UPDATE: I actually managed to hack the Rust Code with this testcase. This is the same as CSES test case #27, but I switch the order of the first two edges. The code fails if it sees the 1 2 -100 edge after the 1 3 1 edge, since that would cause it to traverse the 1 2 -100 edge first (it traverses edges in reverse order of how they show up in the input), and apparently that is enough to make it output 3 instead of the correct answer, -1. As according to CSES Guidelines, all submissions will be regraded. I wonder how this'll turn out!
Problem Summary: Given a directed and weighted graph, find the longest path from node 1 to node N, given that edges can be traversed multiple times.
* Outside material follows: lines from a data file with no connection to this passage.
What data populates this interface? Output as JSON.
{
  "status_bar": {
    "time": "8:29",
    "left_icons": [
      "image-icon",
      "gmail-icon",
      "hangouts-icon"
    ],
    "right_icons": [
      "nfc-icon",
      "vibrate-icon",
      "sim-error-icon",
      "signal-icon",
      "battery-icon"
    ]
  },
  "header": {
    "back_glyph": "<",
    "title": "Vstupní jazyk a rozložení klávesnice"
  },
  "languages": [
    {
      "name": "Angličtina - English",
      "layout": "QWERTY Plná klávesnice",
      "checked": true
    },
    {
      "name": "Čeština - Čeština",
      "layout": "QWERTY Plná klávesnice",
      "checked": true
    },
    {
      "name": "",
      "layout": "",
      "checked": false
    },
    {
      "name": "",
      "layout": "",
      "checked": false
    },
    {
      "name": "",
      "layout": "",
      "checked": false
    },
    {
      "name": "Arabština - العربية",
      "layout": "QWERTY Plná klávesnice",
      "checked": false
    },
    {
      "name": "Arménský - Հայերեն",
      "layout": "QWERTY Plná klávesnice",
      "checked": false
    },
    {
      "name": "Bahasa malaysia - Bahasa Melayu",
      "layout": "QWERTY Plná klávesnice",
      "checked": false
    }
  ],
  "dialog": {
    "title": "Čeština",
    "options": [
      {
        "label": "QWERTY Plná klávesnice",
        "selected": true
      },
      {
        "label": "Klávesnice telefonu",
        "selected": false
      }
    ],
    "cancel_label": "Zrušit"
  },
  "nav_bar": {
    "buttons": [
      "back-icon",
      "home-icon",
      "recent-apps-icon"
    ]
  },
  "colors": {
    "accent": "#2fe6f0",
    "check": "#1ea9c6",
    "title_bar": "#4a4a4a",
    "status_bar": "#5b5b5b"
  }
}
If there is an arbitrarily long path, then print -1. The problem link is here.
My method to solve this problem came straight from the CSES Book: Use the Bellman-Ford Algorithm to determine which nodes (if any) are in a positive cycle. If any positive cycle is reachable from both node 1 and node N, then return -1. Otherwise, just return the longest distance from node 1 to node N. Another method to solve this problem is by using a topological sort and finding the longest distance from node 1 to node N that way.
However, the top-performing code for this problem comes from Rust, and seems to use a completely different method. Here is the code. My main language is C++ so I can kind of interpret some parts of the code. The program seems to keep extra variables first_edge
and first_reverse_edge
to access edges, instead of using an adjacency list. The function mark_useful_edges()
seems to set all edges that can reach node N as useful. But I have no clue how the search()
function works.
Can someone interpret this code, or reveal the algorithm or logic the code-writer used?
Note: I understand that simply caring about best performance is a narrow-minded way of learning algorithms. I am interested in this solution because it seems to be a simple way that I have never seen before, and still solves the problem quickly. If this code involves a new technique, I want to learn it.